Note

Model Formating Overview¶

This notebook was created to enable common formatting for the Early Release Science modeling initiatives. We will review:

Variable terminology
File naming schemes
Data formating
Physical unit archiving

This is namely for the booking of the following model types:

1D-3D climate (spatial- and/or altitude- dependent climate)
1D-3D chemistry (spatial- and/or altitude- dependent atmospheric composition)
1D-3D cloud (spatial- and/or altitude- dependent single scattering, asymmetries, cloud optical depth)
Spectroscopy (flux, transit depth as a function of wavelength)
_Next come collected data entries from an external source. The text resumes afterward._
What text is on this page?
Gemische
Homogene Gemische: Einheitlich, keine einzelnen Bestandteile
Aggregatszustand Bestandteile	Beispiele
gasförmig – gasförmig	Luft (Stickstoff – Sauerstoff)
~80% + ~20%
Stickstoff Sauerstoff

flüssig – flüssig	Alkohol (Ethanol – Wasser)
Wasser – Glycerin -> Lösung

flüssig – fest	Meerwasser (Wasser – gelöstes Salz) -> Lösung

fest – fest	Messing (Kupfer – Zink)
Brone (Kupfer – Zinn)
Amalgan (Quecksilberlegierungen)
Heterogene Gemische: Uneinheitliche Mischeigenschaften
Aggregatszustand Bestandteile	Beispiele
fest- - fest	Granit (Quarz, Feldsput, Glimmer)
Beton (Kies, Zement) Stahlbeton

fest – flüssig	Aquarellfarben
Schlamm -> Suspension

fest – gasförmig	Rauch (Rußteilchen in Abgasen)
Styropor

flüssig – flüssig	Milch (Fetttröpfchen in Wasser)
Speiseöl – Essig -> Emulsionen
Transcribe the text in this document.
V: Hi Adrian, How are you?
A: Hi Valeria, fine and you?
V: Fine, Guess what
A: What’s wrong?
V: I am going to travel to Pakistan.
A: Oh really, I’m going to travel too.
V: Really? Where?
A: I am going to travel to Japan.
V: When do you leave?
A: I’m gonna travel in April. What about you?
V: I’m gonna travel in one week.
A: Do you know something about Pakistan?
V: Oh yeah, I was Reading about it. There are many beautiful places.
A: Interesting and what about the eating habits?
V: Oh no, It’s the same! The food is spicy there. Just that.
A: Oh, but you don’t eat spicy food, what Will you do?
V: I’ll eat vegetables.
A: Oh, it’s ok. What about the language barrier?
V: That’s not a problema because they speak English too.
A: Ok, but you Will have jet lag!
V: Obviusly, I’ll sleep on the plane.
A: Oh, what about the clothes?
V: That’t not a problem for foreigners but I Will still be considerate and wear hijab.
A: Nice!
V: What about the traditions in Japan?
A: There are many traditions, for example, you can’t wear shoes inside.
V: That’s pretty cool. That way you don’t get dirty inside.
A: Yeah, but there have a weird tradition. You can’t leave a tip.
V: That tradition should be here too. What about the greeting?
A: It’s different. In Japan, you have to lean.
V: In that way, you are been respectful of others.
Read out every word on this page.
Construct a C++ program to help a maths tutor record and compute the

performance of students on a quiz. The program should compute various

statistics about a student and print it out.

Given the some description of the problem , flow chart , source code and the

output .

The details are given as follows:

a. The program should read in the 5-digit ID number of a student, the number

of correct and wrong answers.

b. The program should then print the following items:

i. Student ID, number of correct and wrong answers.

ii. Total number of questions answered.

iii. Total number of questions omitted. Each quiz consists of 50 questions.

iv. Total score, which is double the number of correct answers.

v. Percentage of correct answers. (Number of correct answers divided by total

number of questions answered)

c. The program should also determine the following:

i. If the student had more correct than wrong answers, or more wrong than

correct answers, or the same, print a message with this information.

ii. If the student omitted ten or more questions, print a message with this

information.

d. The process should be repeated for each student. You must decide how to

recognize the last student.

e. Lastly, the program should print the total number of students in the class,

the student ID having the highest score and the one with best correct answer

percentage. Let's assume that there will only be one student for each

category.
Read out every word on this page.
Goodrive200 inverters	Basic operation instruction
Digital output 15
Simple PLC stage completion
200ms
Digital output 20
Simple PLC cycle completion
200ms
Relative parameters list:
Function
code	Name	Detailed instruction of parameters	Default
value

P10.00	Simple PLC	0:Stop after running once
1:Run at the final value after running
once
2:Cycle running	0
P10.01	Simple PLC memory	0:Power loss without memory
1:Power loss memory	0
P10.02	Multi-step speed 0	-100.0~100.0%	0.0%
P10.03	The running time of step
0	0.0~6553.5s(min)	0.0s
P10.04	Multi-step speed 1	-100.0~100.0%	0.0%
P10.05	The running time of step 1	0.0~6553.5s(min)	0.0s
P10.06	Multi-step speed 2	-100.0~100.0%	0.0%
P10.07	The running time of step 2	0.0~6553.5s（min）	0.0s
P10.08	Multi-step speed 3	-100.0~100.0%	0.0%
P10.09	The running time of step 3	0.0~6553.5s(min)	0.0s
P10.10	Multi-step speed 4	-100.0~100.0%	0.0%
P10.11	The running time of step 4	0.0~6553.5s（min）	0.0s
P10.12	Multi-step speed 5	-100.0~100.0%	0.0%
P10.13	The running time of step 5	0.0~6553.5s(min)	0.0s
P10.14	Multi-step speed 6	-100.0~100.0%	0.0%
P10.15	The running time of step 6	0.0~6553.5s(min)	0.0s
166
However, it can be applied to other modeling products (e.g. mixing profiles).

Variable Terminology¶

All file names and meta data should conform to the following variable names. Note, that these will not apply to all models. This is just an initial list. Please shoot me a DM, or slack for additional parameters to add (natasha.e.batalha@nasa.gov, or ERS slack channel)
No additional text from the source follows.